Please spare me your strongman, “sticks and stones may break my bones” schtick. I’m not talking about soft shit like that.
I was addressing you from the standpoint of workshopping potential reasons why your attempt at persuasion was facing pushback (in the form of downvotes). My expectation was that, if you wanted to persuade people to adopt your method of HR interaction, you should package it in a palatable way. You seem to subscribe to the “shit yourself in public, stomp around aggressively, and then try convince people by saying
do ya get it yet? you smellin' what I'm steppin' in?
” school of communication.One thing I will agree with you about is that I was imprecise with my words. I’ve used money, so I am a capitalist. Guess I’ll die. I meant, and should have said, you seem pro-capitalist. But, as we’ve already established, you’re uninterested in looking good.
I’m not trying to persuade anyone, I’m just calling out idiocy as I see it.
That said, I notice my comments have provoked some discussion about what HR does.
Bruh stfu lmao dork
It’s rare I see someone I can block so readily. But even a cursory glance at your profile says we don’t get along.
That doesn’t mean HR is staffed with intelligent people who will back up the smaller paycheck.
I work with a lot of HR staff and it amazes me at their lack of ability. Like don’t know how to do incredibly basic things in excel, my job is to help with using our products, not very basic data manipulation from exported data.
If you wanted a very obscure one off data extract I might write a SQL script for that, but some requests are met by existing export tools and hiding a column or two in excel.
Are you saying HR will side with the guy making cup cake comments?
That’s antithetical to the comment I replied to. It can’t be both.
They literally did. Why are you disregarding her account and acting like this is some kind of hypothetical?
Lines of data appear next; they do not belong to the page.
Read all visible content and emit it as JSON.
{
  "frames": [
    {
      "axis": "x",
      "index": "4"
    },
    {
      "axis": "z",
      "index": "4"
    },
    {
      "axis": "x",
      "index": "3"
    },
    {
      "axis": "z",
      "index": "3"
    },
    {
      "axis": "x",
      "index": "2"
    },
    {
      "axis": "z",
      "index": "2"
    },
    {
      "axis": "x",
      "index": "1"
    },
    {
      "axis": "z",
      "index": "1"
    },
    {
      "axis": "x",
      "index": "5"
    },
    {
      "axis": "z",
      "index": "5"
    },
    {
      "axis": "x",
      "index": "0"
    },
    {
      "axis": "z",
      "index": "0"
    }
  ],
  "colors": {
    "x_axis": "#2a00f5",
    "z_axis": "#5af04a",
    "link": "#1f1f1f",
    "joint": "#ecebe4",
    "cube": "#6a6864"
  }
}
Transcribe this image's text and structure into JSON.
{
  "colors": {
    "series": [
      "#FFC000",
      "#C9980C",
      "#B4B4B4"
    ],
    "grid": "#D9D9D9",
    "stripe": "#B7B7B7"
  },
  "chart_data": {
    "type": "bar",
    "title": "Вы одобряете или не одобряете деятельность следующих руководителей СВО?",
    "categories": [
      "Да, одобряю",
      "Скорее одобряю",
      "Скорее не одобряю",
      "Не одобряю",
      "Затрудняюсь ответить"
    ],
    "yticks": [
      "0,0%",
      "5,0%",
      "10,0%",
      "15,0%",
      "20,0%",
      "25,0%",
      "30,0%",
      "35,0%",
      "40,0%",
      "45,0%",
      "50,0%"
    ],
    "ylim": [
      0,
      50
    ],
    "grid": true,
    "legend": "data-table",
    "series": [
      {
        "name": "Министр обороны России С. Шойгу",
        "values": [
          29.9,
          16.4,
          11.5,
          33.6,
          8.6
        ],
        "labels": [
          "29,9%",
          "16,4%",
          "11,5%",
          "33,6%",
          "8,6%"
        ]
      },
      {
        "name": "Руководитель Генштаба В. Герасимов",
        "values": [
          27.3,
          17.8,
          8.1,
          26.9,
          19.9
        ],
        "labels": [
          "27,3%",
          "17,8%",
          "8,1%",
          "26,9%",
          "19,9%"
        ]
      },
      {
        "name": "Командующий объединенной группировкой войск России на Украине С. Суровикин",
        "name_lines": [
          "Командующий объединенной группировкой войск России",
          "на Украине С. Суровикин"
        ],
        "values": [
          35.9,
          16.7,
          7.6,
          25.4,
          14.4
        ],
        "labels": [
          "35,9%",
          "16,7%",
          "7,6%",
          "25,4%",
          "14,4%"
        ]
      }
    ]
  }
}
That’s not what her account said at all. You’re making up a narrative that doesn’t exist.
No, that’s literally what she said. Get some reading comprehension ffs. HR talked to her instead of the boss who made the rude comment. Read it as many times as you need…
Sorry mate all the comments in this thread are asserting different things.
The screen cap says HR spoke to her.
You’re saying that means that they’ve taken the supervisors side.
That would expose the company to a legal claim, which is the antithesis of what every other comment here says HR is supposed to do.
No, I’m saying a dumb HR worker won’t rattle the cage in which they sit.
How can they protect the company they work for if they can’t stave off a cup cake law suit?